Any plan for returning results should also emphasize the importance of autonomy and recognize the growing public expectation that certain individual results will be made available. Therefore, where possible and appropriate, participants should be given the choice to opt in (or out of) receiving results.

A policy for reviewing plans to return results should also delineate obligations and responsibilities between the IRB and the investigator. Researchers should have the responsibility of anticipating the possibility of discovering clinically relevant incidental findings and ensuring that the protocol and informed consent form describes the plan for handling those results.

The IRB should review this plan for conformance with the considerations established in its policy. A key aspect of the review should be to consider whether the consent document adequately convey:

  • The scope of potential incidental findings
  • Whether such findings will be disclosed
  • The process for disclosing the findings
  • How participants can opt out of receiving certain types of results.

Finally, if the IRB will not make decisions about individual subjects, the policy should be clear that the investigator has the responsibility to determine whether a particular result should be returned to a participant, with IRB consultation available as needed.

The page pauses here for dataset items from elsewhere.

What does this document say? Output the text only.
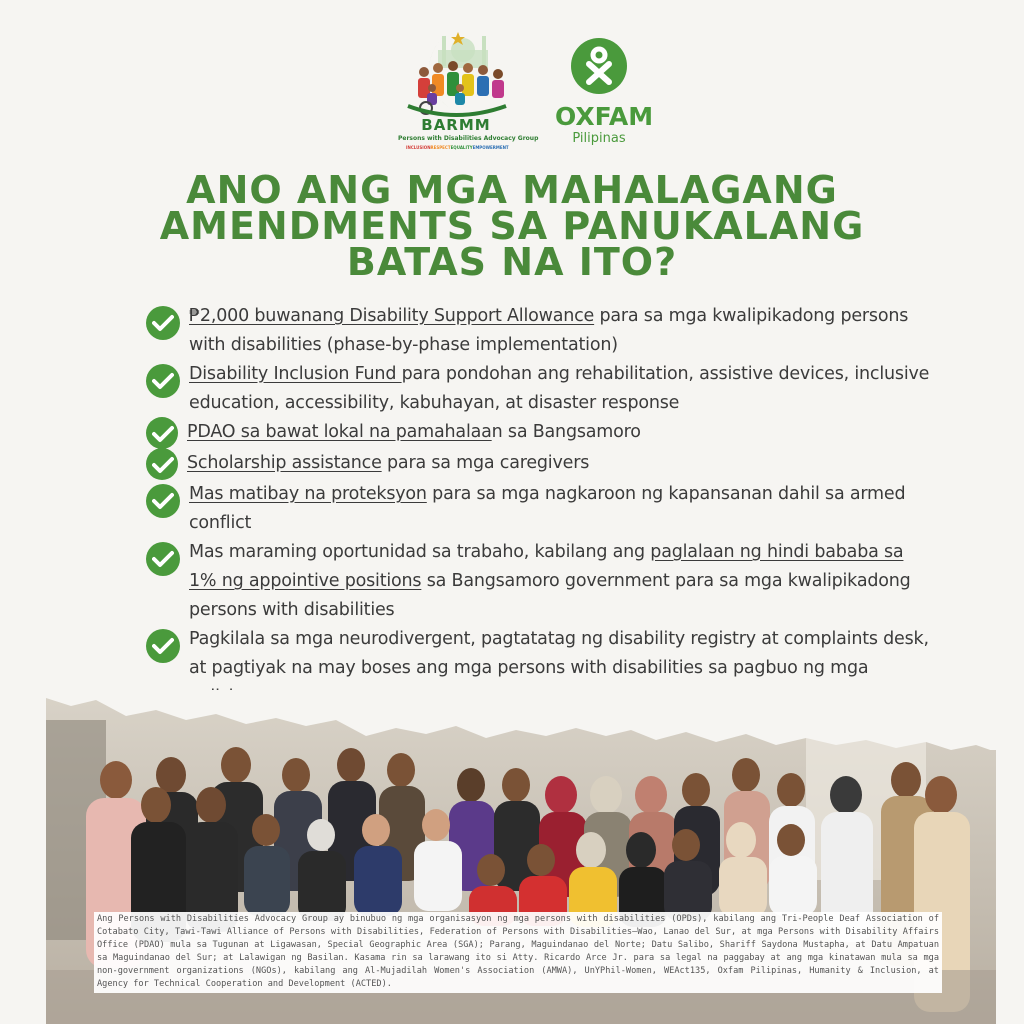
BARMM
Persons with Disabilities Advocacy Group
INCLUSION RESPECT EQUALITY EMPOWERMENT
OXFAM
Pilipinas
ANO ANG MGA MAHALAGANG AMENDMENTS SA PANUKALANG BATAS NA ITO?
₱2,000 buwanang Disability Support Allowance para sa mga kwalipikadong persons with disabilities (phase-by-phase implementation)
Disability Inclusion Fund para pondohan ang rehabilitation, assistive devices, inclusive education, accessibility, kabuhayan, at disaster response
PDAO sa bawat lokal na pamahalaan sa Bangsamoro
Scholarship assistance para sa mga caregivers
Mas matibay na proteksyon para sa mga nagkaroon ng kapansanan dahil sa armed conflict
Mas maraming oportunidad sa trabaho, kabilang ang paglalaan ng hindi bababa sa 1% ng appointive positions sa Bangsamoro government para sa mga kwalipikadong persons with disabilities
Pagkilala sa mga neurodivergent, pagtatatag ng disability registry at complaints desk, at pagtiyak na may boses ang mga persons with disabilities sa pagbuo ng mga
Ang Persons with Disabilities Advocacy Group ay binubuo ng mga organisasyon ng mga persons with disabilities (OPDs), kabilang ang Tri-People Deaf Association of Cotabato City, Tawi-Tawi Alliance of Persons with Disabilities, Federation of Persons with Disabilities–Wao, Lanao del Sur, at mga Persons with Disability Affairs Office (PDAO) mula sa Tugunan at Ligawasan, Special Geographic Area (SGA); Parang, Maguindanao del Norte; Datu Salibo, Shariff Saydona Mustapha, at Datu Ampatuan sa Maguindanao del Sur; at Lalawigan ng Basilan. Kasama rin sa larawang ito si Atty. Ricardo Arce Jr. para sa legal na paggabay at ang mga kinatawan mula sa mga non-government organizations (NGOs), kabilang ang Al-Mujadilah Women's Association (AMWA), UnYPhil-Women, WEAct135, Oxfam Pilipinas, Humanity & Inclusion, at Agency for Technical Cooperation and Development (ACTED).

The Future of Human Subject Protection is Collaborative

As individuals such as Keating demonstrate, the value of incidental research results continues to grow objectively and subjectively. The great potential for empowering participants, improving health outcomes, and driving innovation forward are strong justifications for moving away from the paternalistic sequestering-of-information approach and towards an open source model of data sharing with participant-collaborators. However, there is also potential for disaster should there be no oversight over the quality of results provided or the process for disclosure.

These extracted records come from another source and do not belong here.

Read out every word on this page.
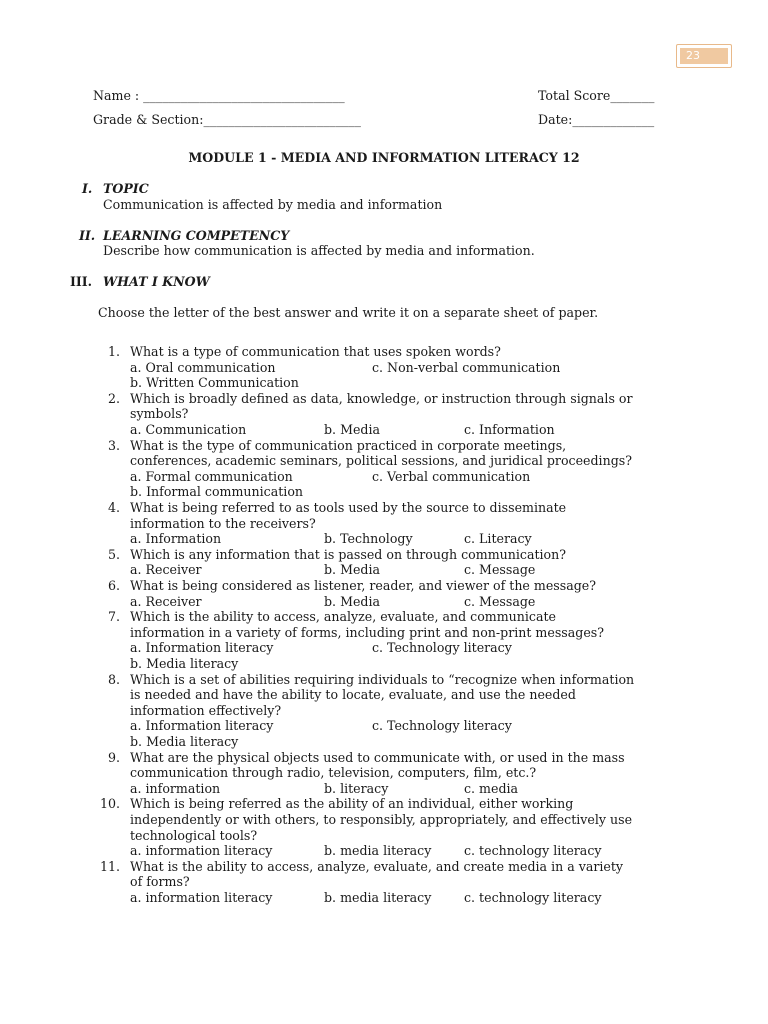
23
Name : ________________________________	Total Score_______
Grade & Section:_________________________	Date:_____________
MODULE 1 - MEDIA AND INFORMATION LITERACY 12
I. TOPIC
Communication is affected by media and information
II. LEARNING COMPETENCY
Describe how communication is affected by media and information.
III. WHAT I KNOW
Choose the letter of the best answer and write it on a separate sheet of paper.
1. What is a type of communication that uses spoken words?
a. Oral communication	c. Non-verbal communication
b. Written Communication
2. Which is broadly defined as data, knowledge, or instruction through signals or
symbols?
a. Communication	b. Media	c. Information
3. What is the type of communication practiced in corporate meetings,
conferences, academic seminars, political sessions, and juridical proceedings?
a. Formal communication	c. Verbal communication
b. Informal communication
4. What is being referred to as tools used by the source to disseminate
information to the receivers?
a. Information	b. Technology	c. Literacy
5. Which is any information that is passed on through communication?
a. Receiver	b. Media	c. Message
6. What is being considered as listener, reader, and viewer of the message?
a. Receiver	b. Media	c. Message
7. Which is the ability to access, analyze, evaluate, and communicate
information in a variety of forms, including print and non-print messages?
a. Information literacy	c. Technology literacy
b. Media literacy
8. Which is a set of abilities requiring individuals to “recognize when information
is needed and have the ability to locate, evaluate, and use the needed
information effectively?
a. Information literacy	c. Technology literacy
b. Media literacy
9. What are the physical objects used to communicate with, or used in the mass
communication through radio, television, computers, film, etc.?
a. information	b. literacy	c. media
10. Which is being referred as the ability of an individual, either working
independently or with others, to responsibly, appropriately, and effectively use
technological tools?
a. information literacy	b. media literacy	c. technology literacy
11. What is the ability to access, analyze, evaluate, and create media in a variety
of forms?
a. information literacy	b. media literacy	c. technology literacy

By creating collaborative and reliable processes that take these factors into consideration, IRBs can play a balanced role in promoting autonomy and innovation, while also protecting participant safety and welfare.

 

Executive Insight

Mitchell Parrish, JD, RAC, CIP, VP of Legal and Regulatory Affairs

 

Physicians are empowered to inform and guide their patients’ healthcare and well-being. With return of incidental research results, investigators may also be empowered, albeit in a more limited sense, to help research participants. Interestingly, this continues to further the growing public debate surrounding the potential for certain clinical research to act as clinical care.